Lieve ripresa a ottobre delle vendite al dettaglio, trainate da un aumento delle vendite di prodotti alimentari e soprattutto nei discount. A ottobre, le vendite al dettaglio segnano un aumento congiunturale dello 0,1%, dopo cinque mesi di variazioni negative. Nel confronto con settembre 2011, le vendite di prodotti alimentari aumentano dello 0,7%, quelle di prodotti non alimentari diminuiscono dello 0,1%.Rispetto ad ottobre 2010, l’indice grezzo del totale delle vendite segna un calo dell’1,5%, con dinamiche opposte tra le vendite di prodotti alimentari, che aumentano dello 0,9%, e quelle di prodotti non alimentari, che scendono del 2,5%.

È quanto evidenzia l’Istat, che sottolinea l’aumento di vendite soprattutto nei discount (più 2,9% nel confronto annuale). A parte il ritorno all’acquisto degli alimentari, tutti gli altri prodotti segnano una flessione rispetto al 2010, con l’eccezione del settore profumeria e cura della persona che sostanzialmente tiene (+0,1%).
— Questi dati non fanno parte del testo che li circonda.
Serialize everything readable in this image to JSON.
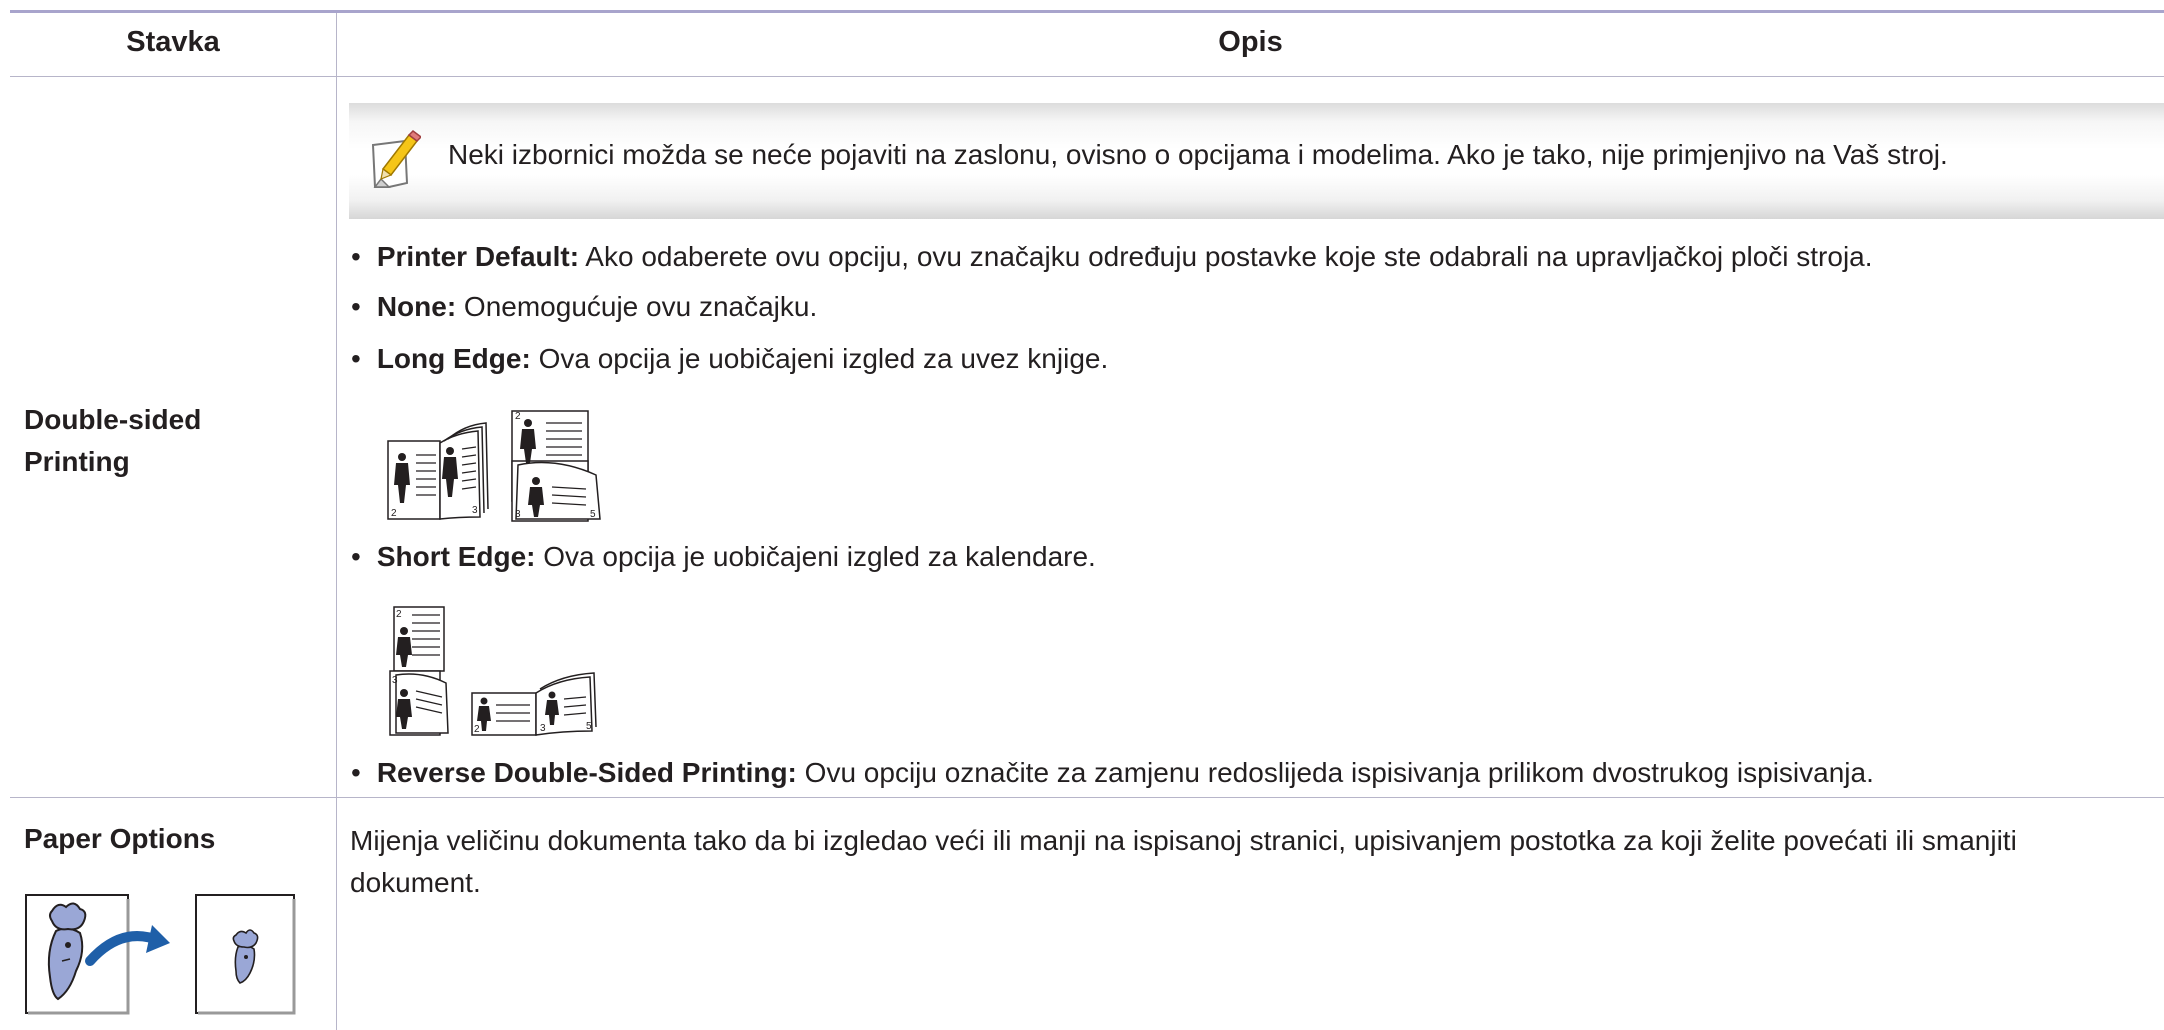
{
  "table": {
    "headers": {
      "item": "Stavka",
      "description": "Opis"
    }
  },
  "row1": {
    "label_line1": "Double-sided",
    "label_line2": "Printing",
    "note": "Neki izbornici možda se neće pojaviti na zaslonu, ovisno o opcijama i modelima. Ako je tako, nije primjenjivo na Vaš stroj.",
    "bullets": [
      {
        "term": "Printer Default:",
        "text": " Ako odaberete ovu opciju, ovu značajku određuju postavke koje ste odabrali na upravljačkoj ploči stroja."
      },
      {
        "term": "None:",
        "text": " Onemogućuje ovu značajku."
      },
      {
        "term": "Long Edge:",
        "text": " Ova opcija je uobičajeni izgled za uvez knjige."
      },
      {
        "term": "Short Edge:",
        "text": " Ova opcija je uobičajeni izgled za kalendare."
      },
      {
        "term": "Reverse Double-Sided Printing:",
        "text": " Ovu opciju označite za zamjenu redoslijeda ispisivanja prilikom dvostrukog ispisivanja."
      }
    ],
    "long_edge_page_numbers": [
      "2",
      "3",
      "2",
      "3",
      "5"
    ],
    "short_edge_page_numbers": [
      "2",
      "3",
      "2",
      "3",
      "5"
    ]
  },
  "row2": {
    "label": "Paper Options",
    "description": "Mijenja veličinu dokumenta tako da bi izgledao veći ili manji na ispisanoj stranici, upisivanjem postotka za koji želite povećati ili smanjiti dokument."
  },
  "icons": {
    "note": "note-pencil-icon",
    "scale": "scale-document-icon"
  },
  "colors": {
    "top_rule": "#a8a4cc",
    "grid_line": "#b7b5c9",
    "text": "#231f20",
    "illustration_blue": "#9aa7d6",
    "arrow_blue": "#1f5fa8"
  }
}
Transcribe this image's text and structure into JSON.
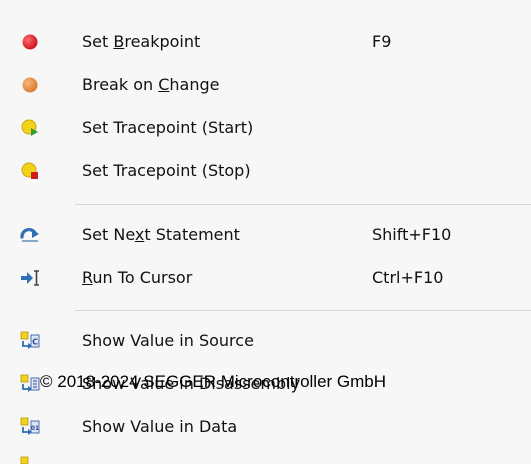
{
  "menu": {
    "items": [
      {
        "pre": "Set ",
        "ul": "B",
        "post": "reakpoint",
        "shortcut": "F9",
        "icon": "red-dot-icon"
      },
      {
        "pre": "Break on ",
        "ul": "C",
        "post": "hange",
        "shortcut": "",
        "icon": "orange-dot-icon"
      },
      {
        "pre": "Set Tracepoint (Start)",
        "ul": "",
        "post": "",
        "shortcut": "",
        "icon": "tracepoint-start-icon"
      },
      {
        "pre": "Set Tracepoint (Stop)",
        "ul": "",
        "post": "",
        "shortcut": "",
        "icon": "tracepoint-stop-icon"
      },
      {
        "pre": "Set Ne",
        "ul": "x",
        "post": "t Statement",
        "shortcut": "Shift+F10",
        "icon": "next-statement-icon"
      },
      {
        "pre": "",
        "ul": "R",
        "post": "un To Cursor",
        "shortcut": "Ctrl+F10",
        "icon": "run-to-cursor-icon"
      },
      {
        "pre": "Show Value in Source",
        "ul": "",
        "post": "",
        "shortcut": "",
        "icon": "show-in-source-icon"
      },
      {
        "pre": "Show Value in Disassembly",
        "ul": "",
        "post": "",
        "shortcut": "",
        "icon": "show-in-disassembly-icon"
      },
      {
        "pre": "Show Value in Data",
        "ul": "",
        "post": "",
        "shortcut": "",
        "icon": "show-in-data-icon"
      }
    ]
  },
  "watermark": "© 2018-2024 SEGGER Microcontroller GmbH"
}
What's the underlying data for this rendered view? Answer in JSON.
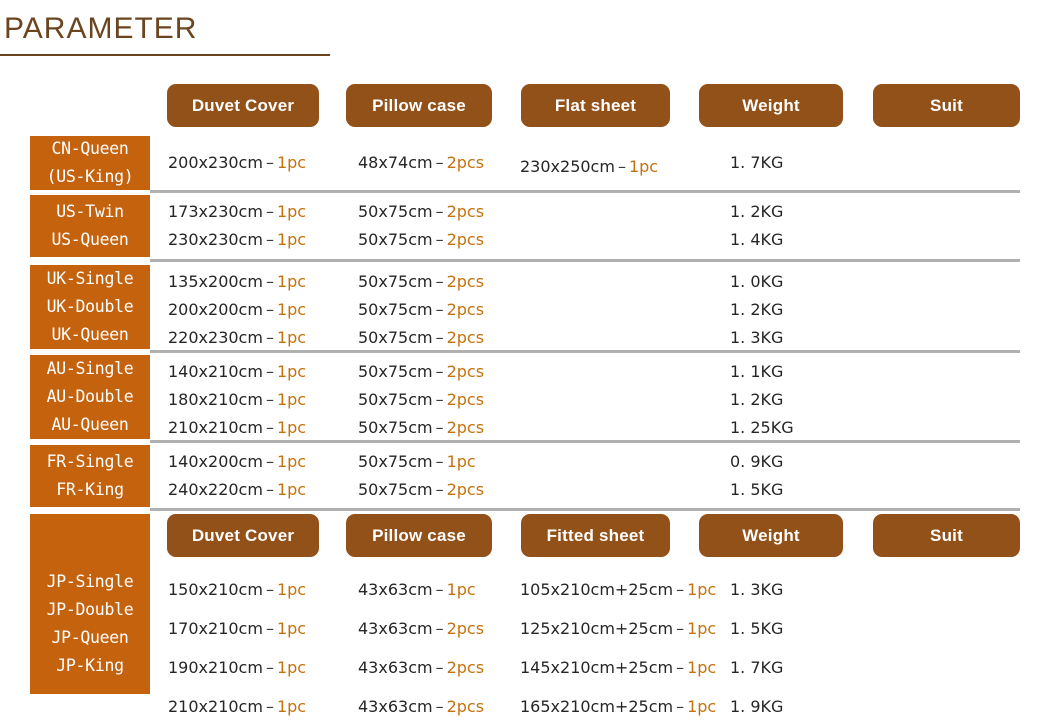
{
  "title": "PARAMETER",
  "columns": {
    "duvet": "Duvet Cover",
    "pillow": "Pillow case",
    "flat_sheet": "Flat  sheet",
    "fitted_sheet": "Fitted  sheet",
    "weight": "Weight",
    "suit": "Suit"
  },
  "colors": {
    "title": "#6b4520",
    "header_pill": "#93511a",
    "label_block": "#c4620e",
    "quantity": "#c4720e",
    "separator": "#b0b0b0",
    "text": "#262626"
  },
  "groups": [
    {
      "id": "cn",
      "labels": [
        "CN-Queen",
        "(US-King)"
      ],
      "rows": [
        {
          "duvet_size": "200x230cm",
          "duvet_dash": "–",
          "duvet_qty": "1pc",
          "pillow_size": "48x74cm",
          "pillow_dash": "–",
          "pillow_qty": "2pcs",
          "sheet_size": "230x250cm",
          "sheet_dash": "–",
          "sheet_qty": "1pc",
          "weight": "1. 7KG"
        }
      ]
    },
    {
      "id": "us",
      "labels": [
        "US-Twin",
        "US-Queen"
      ],
      "rows": [
        {
          "duvet_size": "173x230cm",
          "duvet_dash": "–",
          "duvet_qty": "1pc",
          "pillow_size": "50x75cm",
          "pillow_dash": "–",
          "pillow_qty": "2pcs",
          "sheet_size": "",
          "sheet_dash": "",
          "sheet_qty": "",
          "weight": "1. 2KG"
        },
        {
          "duvet_size": "230x230cm",
          "duvet_dash": "–",
          "duvet_qty": "1pc",
          "pillow_size": "50x75cm",
          "pillow_dash": "–",
          "pillow_qty": "2pcs",
          "sheet_size": "",
          "sheet_dash": "",
          "sheet_qty": "",
          "weight": "1. 4KG"
        }
      ]
    },
    {
      "id": "uk",
      "labels": [
        "UK-Single",
        "UK-Double",
        "UK-Queen"
      ],
      "rows": [
        {
          "duvet_size": "135x200cm",
          "duvet_dash": "–",
          "duvet_qty": "1pc",
          "pillow_size": "50x75cm",
          "pillow_dash": "–",
          "pillow_qty": "2pcs",
          "sheet_size": "",
          "sheet_dash": "",
          "sheet_qty": "",
          "weight": "1. 0KG"
        },
        {
          "duvet_size": "200x200cm",
          "duvet_dash": "–",
          "duvet_qty": "1pc",
          "pillow_size": "50x75cm",
          "pillow_dash": "–",
          "pillow_qty": "2pcs",
          "sheet_size": "",
          "sheet_dash": "",
          "sheet_qty": "",
          "weight": "1. 2KG"
        },
        {
          "duvet_size": "220x230cm",
          "duvet_dash": "–",
          "duvet_qty": "1pc",
          "pillow_size": "50x75cm",
          "pillow_dash": "–",
          "pillow_qty": "2pcs",
          "sheet_size": "",
          "sheet_dash": "",
          "sheet_qty": "",
          "weight": "1. 3KG"
        }
      ]
    },
    {
      "id": "au",
      "labels": [
        "AU-Single",
        "AU-Double",
        "AU-Queen"
      ],
      "rows": [
        {
          "duvet_size": "140x210cm",
          "duvet_dash": "–",
          "duvet_qty": "1pc",
          "pillow_size": "50x75cm",
          "pillow_dash": "–",
          "pillow_qty": "2pcs",
          "sheet_size": "",
          "sheet_dash": "",
          "sheet_qty": "",
          "weight": "1. 1KG"
        },
        {
          "duvet_size": "180x210cm",
          "duvet_dash": "–",
          "duvet_qty": "1pc",
          "pillow_size": "50x75cm",
          "pillow_dash": "–",
          "pillow_qty": "2pcs",
          "sheet_size": "",
          "sheet_dash": "",
          "sheet_qty": "",
          "weight": "1. 2KG"
        },
        {
          "duvet_size": "210x210cm",
          "duvet_dash": "–",
          "duvet_qty": "1pc",
          "pillow_size": "50x75cm",
          "pillow_dash": "–",
          "pillow_qty": "2pcs",
          "sheet_size": "",
          "sheet_dash": "",
          "sheet_qty": "",
          "weight": "1. 25KG"
        }
      ]
    },
    {
      "id": "fr",
      "labels": [
        "FR-Single",
        "FR-King"
      ],
      "rows": [
        {
          "duvet_size": "140x200cm",
          "duvet_dash": "–",
          "duvet_qty": "1pc",
          "pillow_size": "50x75cm",
          "pillow_dash": "–",
          "pillow_qty": "1pc",
          "sheet_size": "",
          "sheet_dash": "",
          "sheet_qty": "",
          "weight": "0. 9KG"
        },
        {
          "duvet_size": "240x220cm",
          "duvet_dash": "–",
          "duvet_qty": "1pc",
          "pillow_size": "50x75cm",
          "pillow_dash": "–",
          "pillow_qty": "2pcs",
          "sheet_size": "",
          "sheet_dash": "",
          "sheet_qty": "",
          "weight": "1. 5KG"
        }
      ]
    },
    {
      "id": "jp",
      "labels": [
        "JP-Single",
        "JP-Double",
        "JP-Queen",
        "JP-King"
      ],
      "rows": [
        {
          "duvet_size": "150x210cm",
          "duvet_dash": "–",
          "duvet_qty": "1pc",
          "pillow_size": "43x63cm",
          "pillow_dash": "–",
          "pillow_qty": "1pc",
          "sheet_size": "105x210cm+25cm",
          "sheet_dash": "–",
          "sheet_qty": "1pc",
          "weight": "1. 3KG"
        },
        {
          "duvet_size": "170x210cm",
          "duvet_dash": "–",
          "duvet_qty": "1pc",
          "pillow_size": "43x63cm",
          "pillow_dash": "–",
          "pillow_qty": "2pcs",
          "sheet_size": "125x210cm+25cm",
          "sheet_dash": "–",
          "sheet_qty": "1pc",
          "weight": "1. 5KG"
        },
        {
          "duvet_size": "190x210cm",
          "duvet_dash": "–",
          "duvet_qty": "1pc",
          "pillow_size": "43x63cm",
          "pillow_dash": "–",
          "pillow_qty": "2pcs",
          "sheet_size": "145x210cm+25cm",
          "sheet_dash": "–",
          "sheet_qty": "1pc",
          "weight": "1. 7KG"
        },
        {
          "duvet_size": "210x210cm",
          "duvet_dash": "–",
          "duvet_qty": "1pc",
          "pillow_size": "43x63cm",
          "pillow_dash": "–",
          "pillow_qty": "2pcs",
          "sheet_size": "165x210cm+25cm",
          "sheet_dash": "–",
          "sheet_qty": "1pc",
          "weight": "1. 9KG"
        }
      ]
    }
  ]
}
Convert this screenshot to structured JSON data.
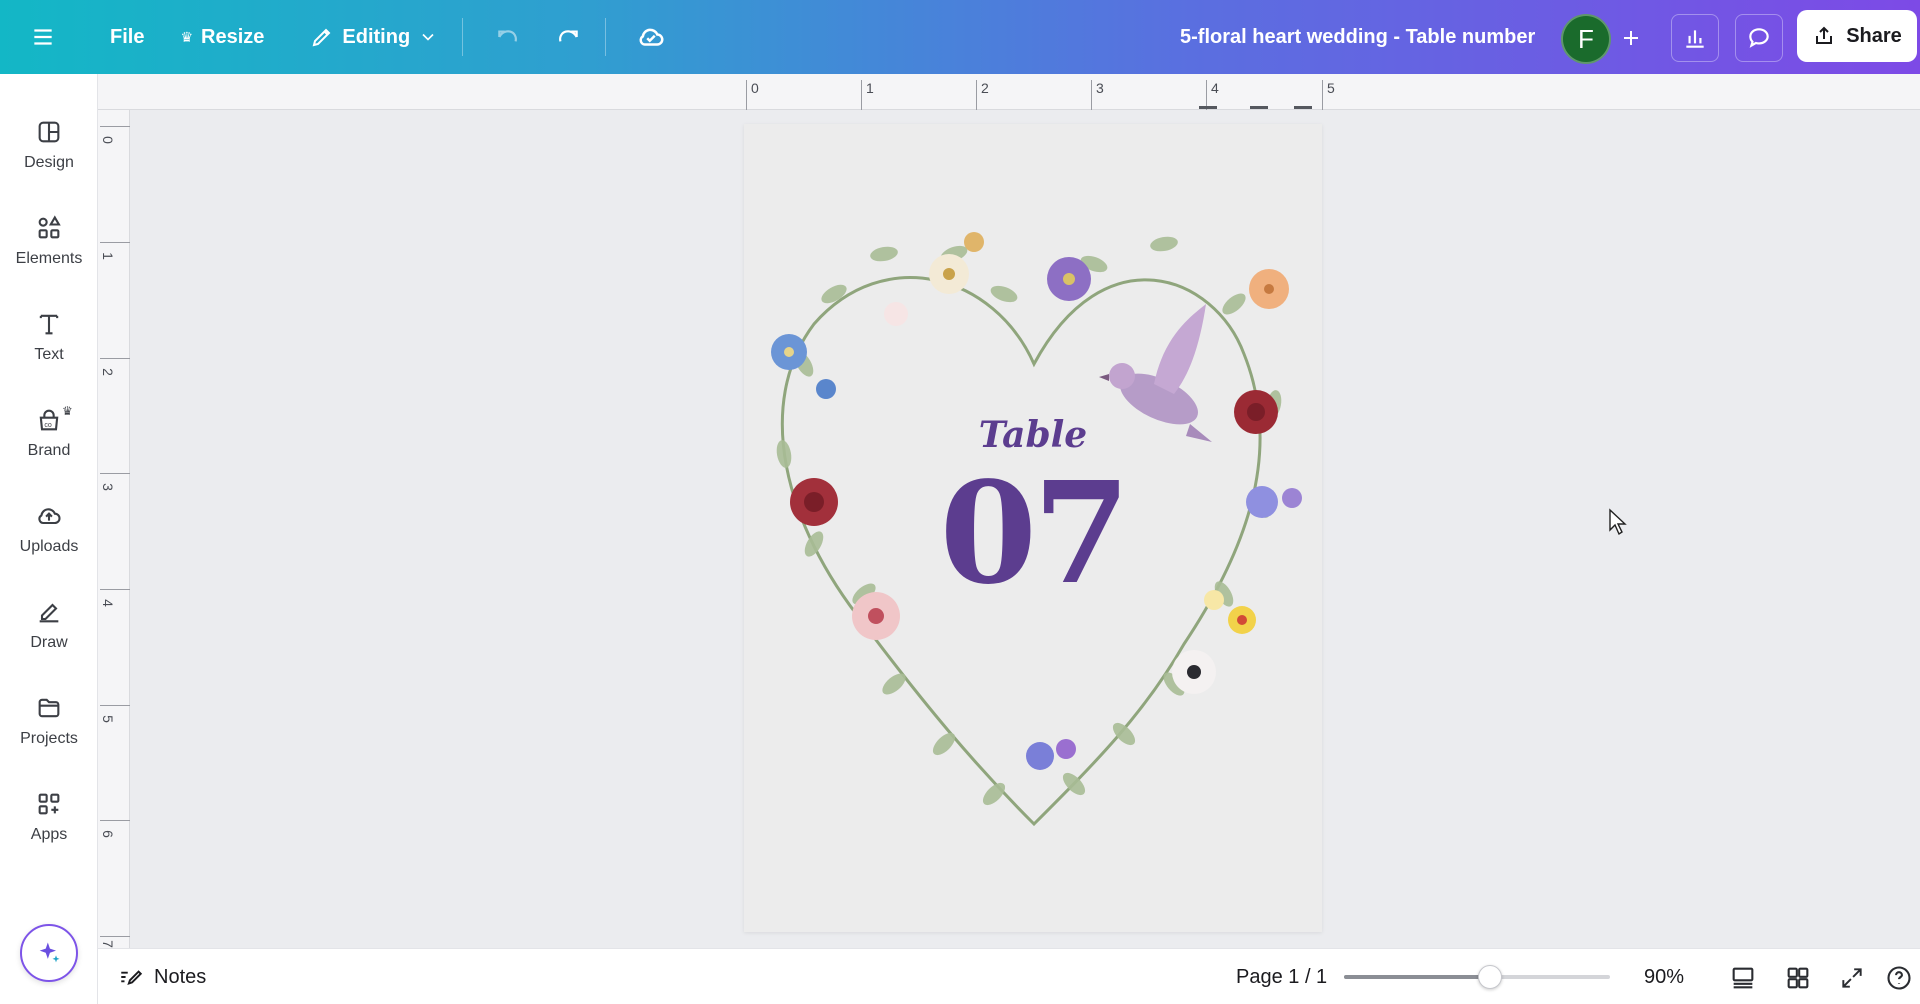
{
  "topbar": {
    "file_label": "File",
    "resize_label": "Resize",
    "mode_label": "Editing",
    "doc_title": "5-floral heart wedding - Table number",
    "avatar_initial": "F",
    "share_label": "Share"
  },
  "sidebar": {
    "items": [
      {
        "label": "Design",
        "icon": "design-icon"
      },
      {
        "label": "Elements",
        "icon": "elements-icon"
      },
      {
        "label": "Text",
        "icon": "text-icon"
      },
      {
        "label": "Brand",
        "icon": "brand-icon"
      },
      {
        "label": "Uploads",
        "icon": "uploads-icon"
      },
      {
        "label": "Draw",
        "icon": "draw-icon"
      },
      {
        "label": "Projects",
        "icon": "projects-icon"
      },
      {
        "label": "Apps",
        "icon": "apps-icon"
      }
    ]
  },
  "rulers": {
    "top_numbers": [
      "0",
      "1",
      "2",
      "3",
      "4",
      "5"
    ],
    "left_numbers": [
      "0",
      "1",
      "2",
      "3",
      "4",
      "5",
      "6",
      "7"
    ]
  },
  "design": {
    "table_label": "Table",
    "table_number": "07",
    "text_color": "#5c3d8f"
  },
  "bottombar": {
    "notes_label": "Notes",
    "page_count": "Page 1 / 1",
    "zoom_label": "90%",
    "zoom_slider_fraction": 0.55
  },
  "colors": {
    "gradient_start": "#13b7c6",
    "gradient_end": "#7d4ae6",
    "avatar": "#1a6b2c"
  }
}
Le variazioni tendenziali negative di maggiore entità riguardano in particolare Supporti magnetici, strumenti musicali (-9,3%) ed Elettrodomestici, radio, tv e registratori (-6,6%). I gruppi che mostrano le flessioni più contenute sono Utensileria per la casa e ferramenta (-0,1%) e Giochi, giocattoli, sport e campeggio (-0,2%).

I dati dell’Istat fanno dire però a Federconsumatori e Adusbef che “si continua a sottovalutare la crisi” e con esse le ricadute che, fra manovre e aumenti di prezzi e tariffe, si stanno verificando per le famiglie italiane, in particolar modo per quelle a reddito fisso e a basso reddito. Ci sono infatti, argomentano le due associazioni, una escalation dell’inflazione, una contrazione dei consumi, una stangata di prezzi e tariffe che nel 2011 ammonterà a oltre 1600 euro l’anno. A questo si aggiungeranno le ricadute delle diverse manovre, che sommate tutte insieme ammontano a oltre 2 mila euro annui. Il tutto, affermano Federconsumatori e Adusbef, causerà “una perdita insostenibile del potere di acquisto delle famiglie del 7,6%”.